Several developers are working on a project and each one has their own connection string in Web.Config. Every once in a while (usually few hours!!) a developer forgets to exclude web.config from their commit and soon everyone has to go though the cycle of getting an error, discovering that its because of wrong connection string, and correct it. The reason is that when people choose to commit their changes, VS adds all changes to commit. They can exclude it, but they forget.
Is there a way to exclude a file from commits By Default? Please note that this is different from excluding the file from repository which can be done in .gitignore.
In the Visual Studio, click Git > Settings. This opens the Options window. Navigate to Source Control > Git Repository Settings. In the Git files section, click Add (next to Ignore file ). It’ll add the .gitignore file to the repository root directory. The UI will change to indicate that the .gitignore now exists.
Excluding a file is simple. In the root folder of your source controlled project is a folder named .git. (Note the period on the front, also note that on some operating systems it may be hidden by default.) Under it is another folder called info. In .git/info is a file called exclude (with no extension).

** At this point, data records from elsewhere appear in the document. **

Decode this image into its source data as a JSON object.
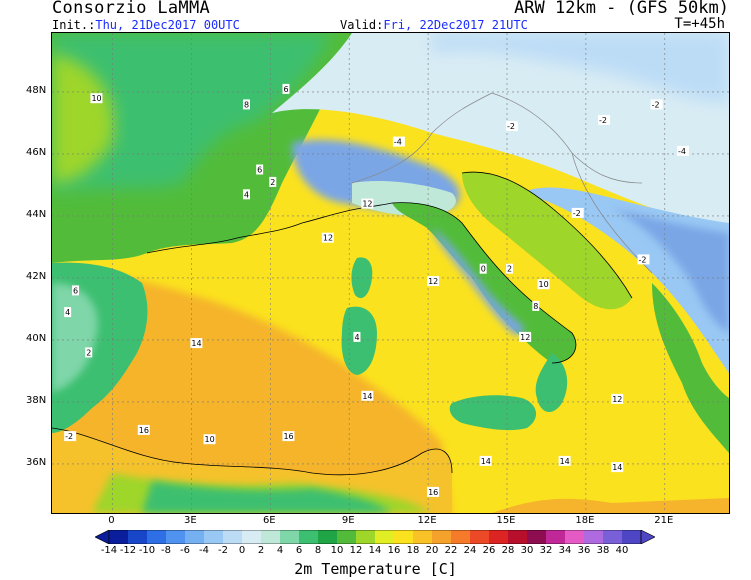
{
  "header": {
    "organization": "Consorzio LaMMA",
    "model": "ARW 12km - (GFS 50km)",
    "init_label": "Init.:",
    "init_value": "Thu, 21Dec2017 00UTC",
    "valid_label": "Valid:",
    "valid_value": "Fri, 22Dec2017 21UTC",
    "step": "T=+45h"
  },
  "map": {
    "variable": "2m Temperature [C]",
    "lat_labels": [
      "48N",
      "46N",
      "44N",
      "42N",
      "40N",
      "38N",
      "36N"
    ],
    "lon_labels": [
      "0",
      "3E",
      "6E",
      "9E",
      "12E",
      "15E",
      "18E",
      "21E"
    ],
    "colors": {
      "sea_warm": "#f5b42c",
      "sea_mid": "#fbe21e",
      "land_cool": "#4fb648",
      "mountain_cold": "#7aa6e6",
      "border": "#888888"
    },
    "contour_labels": [
      {
        "v": "14",
        "lon": 3.0,
        "lat": 39.8
      },
      {
        "v": "16",
        "lon": 1.0,
        "lat": 37.0
      },
      {
        "v": "14",
        "lon": 9.5,
        "lat": 38.1
      },
      {
        "v": "14",
        "lon": 14.0,
        "lat": 36.0
      },
      {
        "v": "14",
        "lon": 17.0,
        "lat": 36.0
      },
      {
        "v": "14",
        "lon": 19.0,
        "lat": 35.8
      },
      {
        "v": "12",
        "lon": 12.0,
        "lat": 41.8
      },
      {
        "v": "12",
        "lon": 15.5,
        "lat": 40.0
      },
      {
        "v": "12",
        "lon": 19.0,
        "lat": 38.0
      },
      {
        "v": "16",
        "lon": 12.0,
        "lat": 35.0
      },
      {
        "v": "16",
        "lon": 6.5,
        "lat": 36.8
      },
      {
        "v": "10",
        "lon": 3.5,
        "lat": 36.7
      },
      {
        "v": "12",
        "lon": 8.0,
        "lat": 43.2
      },
      {
        "v": "12",
        "lon": 9.5,
        "lat": 44.3
      },
      {
        "v": "4",
        "lon": 9.2,
        "lat": 40.0
      },
      {
        "v": "6",
        "lon": 6.5,
        "lat": 48.0
      },
      {
        "v": "8",
        "lon": 5.0,
        "lat": 47.5
      },
      {
        "v": "10",
        "lon": -0.8,
        "lat": 47.7
      },
      {
        "v": "6",
        "lon": 5.5,
        "lat": 45.4
      },
      {
        "v": "4",
        "lon": 5.0,
        "lat": 44.6
      },
      {
        "v": "2",
        "lon": 6.0,
        "lat": 45.0
      },
      {
        "v": "-2",
        "lon": 15.0,
        "lat": 46.8
      },
      {
        "v": "-2",
        "lon": 18.5,
        "lat": 47.0
      },
      {
        "v": "-2",
        "lon": 20.5,
        "lat": 47.5
      },
      {
        "v": "-4",
        "lon": 10.7,
        "lat": 46.3
      },
      {
        "v": "-4",
        "lon": 21.5,
        "lat": 46.0
      },
      {
        "v": "-2",
        "lon": 17.5,
        "lat": 44.0
      },
      {
        "v": "2",
        "lon": 15.0,
        "lat": 42.2
      },
      {
        "v": "8",
        "lon": 16.0,
        "lat": 41.0
      },
      {
        "v": "10",
        "lon": 16.2,
        "lat": 41.7
      },
      {
        "v": "0",
        "lon": 14.0,
        "lat": 42.2
      },
      {
        "v": "-2",
        "lon": 20.0,
        "lat": 42.5
      },
      {
        "v": "6",
        "lon": -1.5,
        "lat": 41.5
      },
      {
        "v": "4",
        "lon": -1.8,
        "lat": 40.8
      },
      {
        "v": "2",
        "lon": -1.0,
        "lat": 39.5
      },
      {
        "v": "-2",
        "lon": -1.8,
        "lat": 36.8
      }
    ],
    "colorbar": {
      "levels": [
        -14,
        -12,
        -10,
        -8,
        -6,
        -4,
        -2,
        0,
        2,
        4,
        6,
        8,
        10,
        12,
        14,
        16,
        18,
        20,
        22,
        24,
        26,
        28,
        30,
        32,
        34,
        36,
        38,
        40
      ],
      "tick_labels": [
        "-14",
        "-12",
        "-10",
        "-8",
        "-6",
        "-4",
        "-2",
        "0",
        "2",
        "4",
        "6",
        "8",
        "10",
        "12",
        "14",
        "16",
        "18",
        "20",
        "22",
        "24",
        "26",
        "28",
        "30",
        "32",
        "34",
        "36",
        "38",
        "40"
      ],
      "colors": [
        "#0a1e9c",
        "#1846c8",
        "#2f6fe6",
        "#4f92f0",
        "#74b0f2",
        "#99c8f4",
        "#bcdcf6",
        "#d8ecf4",
        "#bfe8d8",
        "#7fd6a8",
        "#3cbf70",
        "#1fa546",
        "#52bc3a",
        "#9ed62a",
        "#e2ee24",
        "#fbe21e",
        "#f9c226",
        "#f5a22c",
        "#f57a2a",
        "#ec4a26",
        "#dc2422",
        "#b8102c",
        "#8e0c50",
        "#c02898",
        "#e65ac6",
        "#b06ae0",
        "#7a60d8",
        "#4e46c4"
      ]
    }
  }
}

From the top menu select Git > Settings. The above will open Visual Studio’s Options with Source Control > Git Global Settings selected. From the list on the left select Git Repository Settings and then click the Add button for Ignore file. The above will add a.gitignore file with all the proper files ignored for a typical Visual Studio setup.
When we used TFS control, we were able from Visual Studio to just right-click the file and choose "Exclude" and it would appear in the "Excluded changes" list and not being checked in with the changeset. But that's not possible in Git. At least not from Visual Studio.
Ok. It turns out that a solution to the original problem is possible. The complete guide is in this post by Scott Hanselman. The basic idea is that you can put part of the configuration data in another file and then refer to that file from web.config. That file can be excluded from source control in .gitignore as usual.
<appSettings file="Web.SECRETS.config">
<add key="name" value="someValue" />
</appSettings>
There is an even better solution to your problem. You can easily create an ASP.NET 5 like configuration yourself, in any .NET application (older versions of ASP.NET, console apps, etc.):
http://dusted.codes/aspnet-5-like-configuration-in-regular-dotnet-applications
You can save the connection string in Windows Registry. This way you can maintain different registry values for different machines (ex: if the different database name is used for test server and production server).